Lo dico subito: sono favorevole al finanziamento pubblico dei partiti purché smagrito di moltissimo, regolato da una legge che stabilisca quali usi sono consentiti e controllato da vicino dalla corte dei conti e da apposite società. Dunque non sono un “antipolitico” eppure a leggere l’accorata dichiarazione di Alfano, Casini e Bersani secondo cui cancellare il finanziamento sarebbe un errore drammatico e metterebbe la vita politica nelle mani delle lobby, mi viene rabbia e sconcerto.
Innanzitutto perché l’aggettivo drammatico stride e stona con il vero dramma che stanno vivendo pensionati, lavoratori e milioni di famiglie, grazie all’azione di lobby bancarie, confindustriali e finanziarie a cui i partiti non hanno fatto argine, men che meno il Pd che si è fatto scudo della necessità e nel recente passato si è fatto menare per il naso da Marchionne e dalla potentissima lobby Fiat. In secondo luogo perché Alfano è il segretario di un partito – azienda che è di per sé una lobby, così come Casini è un esponente della lobby vaticana, per tacere di Caltagirone.

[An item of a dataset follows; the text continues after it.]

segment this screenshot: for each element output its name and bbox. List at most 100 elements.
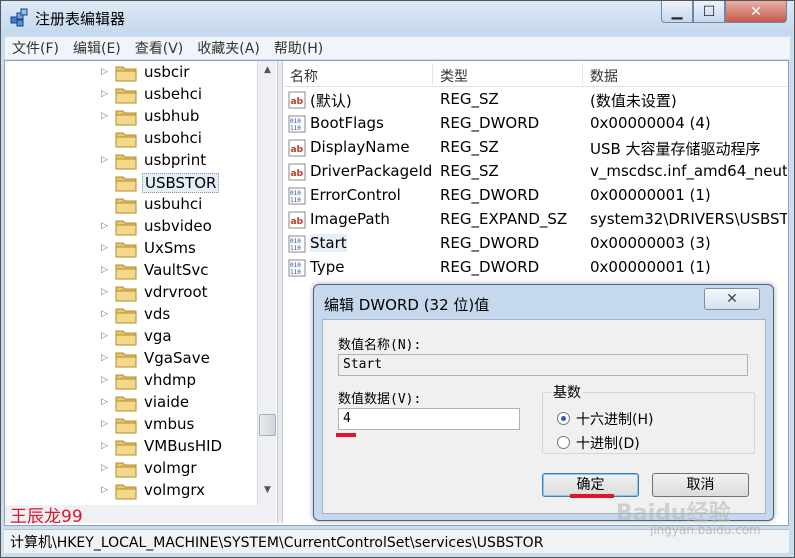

E’ evidente che usare l’aggettivo drammatico riferito al finanziamento dei partiti, in questi tempi di impoverimento collettivo e di arricchimenti privati, usarla sotto l’infuriare degli scandali, dimostra una totale perdita di sintonia con il Paese e dunque anche un’incapacità di comunicare usando toni e parole che non risultino offensive e controproducenti. Il fatto è che se non è opportuno togliere del tutto il finanziamento pubblico, è inopportuno che siano questi pariti a goderne.